Solving problems is our focus across the Fedcap family of agencies. Actively pursuing precise interventions that can—and will—create innovative ways to eliminate barriers to economic well-being. In our work, we are striving to halt legacies that affect not only an individual, but a family, a community, and a generation.
There is no one size fits all solution to the issue of eliminating barriers to economic well-being, but we know there are patterns and there are consistent mechanisms that help. One of the most essential keys is having one or more champions who offer support, and who inspire the belief that a life can change for the better. Another factor is the access to new skills that provide a tactical and practical toolkit for growth.
One great example of interventions that made a difference is the story of Leslie Fields. Leslie had a history of drug abuse and incarceration and a lot of bad luck around her. She was lonely, afraid and thought her life’s course was cast. But then, while in rehab, Leslie was referred to our facilities management program to learn new skills. She joined our Wildcat Neighborhood Improvement Project, did well, and then went to work at Governor’s Island. She continued to do well and was then transferred to our corporate offices in Manhattan. She says of her success, “The work was great, but it was the positive energy at Fedcap that helped me to finally being to feel better about my life. The truth is, Fedcap gave me hope when I had none. It was like suddenly I had a friend who would back me up, no matter the situation.”
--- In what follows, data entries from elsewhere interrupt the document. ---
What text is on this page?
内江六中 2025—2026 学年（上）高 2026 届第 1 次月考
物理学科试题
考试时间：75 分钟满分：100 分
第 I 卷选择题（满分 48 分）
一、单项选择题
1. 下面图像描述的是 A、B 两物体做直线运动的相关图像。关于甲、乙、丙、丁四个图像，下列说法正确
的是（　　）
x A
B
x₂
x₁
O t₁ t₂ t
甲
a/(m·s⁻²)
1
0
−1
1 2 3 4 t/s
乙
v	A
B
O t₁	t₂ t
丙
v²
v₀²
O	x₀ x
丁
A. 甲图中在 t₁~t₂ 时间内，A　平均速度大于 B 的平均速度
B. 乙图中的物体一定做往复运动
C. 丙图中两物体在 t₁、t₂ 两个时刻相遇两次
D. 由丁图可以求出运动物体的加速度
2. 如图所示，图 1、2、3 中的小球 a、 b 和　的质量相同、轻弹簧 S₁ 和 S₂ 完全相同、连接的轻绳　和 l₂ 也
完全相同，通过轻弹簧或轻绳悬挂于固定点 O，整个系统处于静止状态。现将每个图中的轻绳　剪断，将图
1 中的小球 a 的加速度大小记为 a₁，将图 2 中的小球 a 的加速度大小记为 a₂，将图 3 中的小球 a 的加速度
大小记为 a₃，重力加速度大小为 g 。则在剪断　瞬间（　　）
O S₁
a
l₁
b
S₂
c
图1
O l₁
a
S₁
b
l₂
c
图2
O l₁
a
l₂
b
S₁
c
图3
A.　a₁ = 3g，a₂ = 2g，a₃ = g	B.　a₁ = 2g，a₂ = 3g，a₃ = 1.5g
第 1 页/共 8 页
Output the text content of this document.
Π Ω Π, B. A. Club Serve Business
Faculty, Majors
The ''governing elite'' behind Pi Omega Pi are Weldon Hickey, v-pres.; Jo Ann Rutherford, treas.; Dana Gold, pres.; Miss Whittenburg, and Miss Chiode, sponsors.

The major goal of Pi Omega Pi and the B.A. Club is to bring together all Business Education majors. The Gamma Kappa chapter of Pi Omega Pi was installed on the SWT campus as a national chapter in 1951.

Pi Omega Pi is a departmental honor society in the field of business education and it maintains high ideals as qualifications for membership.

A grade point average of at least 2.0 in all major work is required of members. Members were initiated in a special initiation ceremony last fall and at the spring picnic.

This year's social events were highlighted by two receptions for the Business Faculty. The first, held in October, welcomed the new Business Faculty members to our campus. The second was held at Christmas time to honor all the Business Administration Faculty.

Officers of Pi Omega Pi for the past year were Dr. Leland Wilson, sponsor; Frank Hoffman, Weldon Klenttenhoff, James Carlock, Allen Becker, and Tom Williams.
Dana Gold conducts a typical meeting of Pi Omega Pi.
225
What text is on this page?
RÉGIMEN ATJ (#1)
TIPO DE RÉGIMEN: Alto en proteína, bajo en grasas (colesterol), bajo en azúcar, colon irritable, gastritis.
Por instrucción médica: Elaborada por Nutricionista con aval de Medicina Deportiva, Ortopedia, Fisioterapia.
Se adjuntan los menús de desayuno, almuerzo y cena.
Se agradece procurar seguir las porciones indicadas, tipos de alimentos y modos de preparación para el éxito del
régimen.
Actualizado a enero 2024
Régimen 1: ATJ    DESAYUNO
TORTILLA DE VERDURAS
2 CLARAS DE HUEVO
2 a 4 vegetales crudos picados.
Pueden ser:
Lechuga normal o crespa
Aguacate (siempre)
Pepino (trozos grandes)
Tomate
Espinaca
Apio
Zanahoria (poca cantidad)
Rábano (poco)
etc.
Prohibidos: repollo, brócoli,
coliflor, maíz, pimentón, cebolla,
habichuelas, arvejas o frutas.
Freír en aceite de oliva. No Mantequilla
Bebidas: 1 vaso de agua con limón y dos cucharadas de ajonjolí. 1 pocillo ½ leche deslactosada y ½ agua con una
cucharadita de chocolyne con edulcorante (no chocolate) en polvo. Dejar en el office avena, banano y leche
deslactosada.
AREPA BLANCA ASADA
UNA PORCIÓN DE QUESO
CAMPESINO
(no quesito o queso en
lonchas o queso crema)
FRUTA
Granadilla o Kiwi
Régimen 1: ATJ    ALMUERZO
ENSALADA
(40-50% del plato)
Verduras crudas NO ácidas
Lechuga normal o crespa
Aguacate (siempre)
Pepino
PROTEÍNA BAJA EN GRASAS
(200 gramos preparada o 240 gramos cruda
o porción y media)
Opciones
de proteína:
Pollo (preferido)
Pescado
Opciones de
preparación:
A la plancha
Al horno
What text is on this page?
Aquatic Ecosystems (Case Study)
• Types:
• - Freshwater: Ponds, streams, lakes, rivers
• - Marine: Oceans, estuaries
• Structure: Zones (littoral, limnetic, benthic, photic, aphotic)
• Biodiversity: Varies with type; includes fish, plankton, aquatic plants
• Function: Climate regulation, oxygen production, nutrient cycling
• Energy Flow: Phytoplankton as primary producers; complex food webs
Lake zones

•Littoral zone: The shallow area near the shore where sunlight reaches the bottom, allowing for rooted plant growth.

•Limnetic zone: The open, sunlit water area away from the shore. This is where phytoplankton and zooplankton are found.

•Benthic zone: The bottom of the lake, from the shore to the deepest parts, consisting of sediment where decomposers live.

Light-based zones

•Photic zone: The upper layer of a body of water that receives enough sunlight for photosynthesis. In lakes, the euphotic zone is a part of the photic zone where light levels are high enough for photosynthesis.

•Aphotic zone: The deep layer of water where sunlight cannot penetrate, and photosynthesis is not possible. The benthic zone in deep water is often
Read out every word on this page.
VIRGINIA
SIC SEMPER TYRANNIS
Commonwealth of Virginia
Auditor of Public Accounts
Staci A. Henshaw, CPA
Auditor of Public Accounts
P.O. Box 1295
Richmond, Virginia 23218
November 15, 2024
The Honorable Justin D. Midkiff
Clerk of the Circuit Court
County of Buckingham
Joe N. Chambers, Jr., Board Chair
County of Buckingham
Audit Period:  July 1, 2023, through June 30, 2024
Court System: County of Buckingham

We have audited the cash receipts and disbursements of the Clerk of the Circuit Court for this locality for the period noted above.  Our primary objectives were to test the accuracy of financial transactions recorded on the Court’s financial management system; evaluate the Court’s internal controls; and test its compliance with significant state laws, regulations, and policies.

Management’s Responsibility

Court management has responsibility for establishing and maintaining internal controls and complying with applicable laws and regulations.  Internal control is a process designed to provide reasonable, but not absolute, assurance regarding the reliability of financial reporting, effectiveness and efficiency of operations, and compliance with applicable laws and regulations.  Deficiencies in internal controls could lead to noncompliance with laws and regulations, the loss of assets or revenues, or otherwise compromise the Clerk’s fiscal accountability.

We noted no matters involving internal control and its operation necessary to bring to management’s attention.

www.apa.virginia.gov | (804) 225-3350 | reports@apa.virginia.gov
Sustaining relationships, practical skills, and hope propelled Leslie Fields to a better life. These are all items that can be systematized and intentionally driven. With them and with systems in place to support them, we are working every day to solve problems, creating legacy of sustainable, relevant impact.
I wanted to end my blog this week by sharing how much we, along with the rest of the nation—and the world—mourn the deaths of the 17 young people who were killed at the Marjory Stoneman Douglas High School in Parkland, Florida, on Valentine’s Day. The ripple effect of these—and too many other—tragic shootings will echo throughout our country and the world and will impact generations to come. These sad stories of lives cut short and the reverberations of the trauma and tragedy become part of a family and a community’s legacy. Like so many, my hope is that by working together, we as a nation can come together to solve the problems that lead to this sort of trauma and tragedy.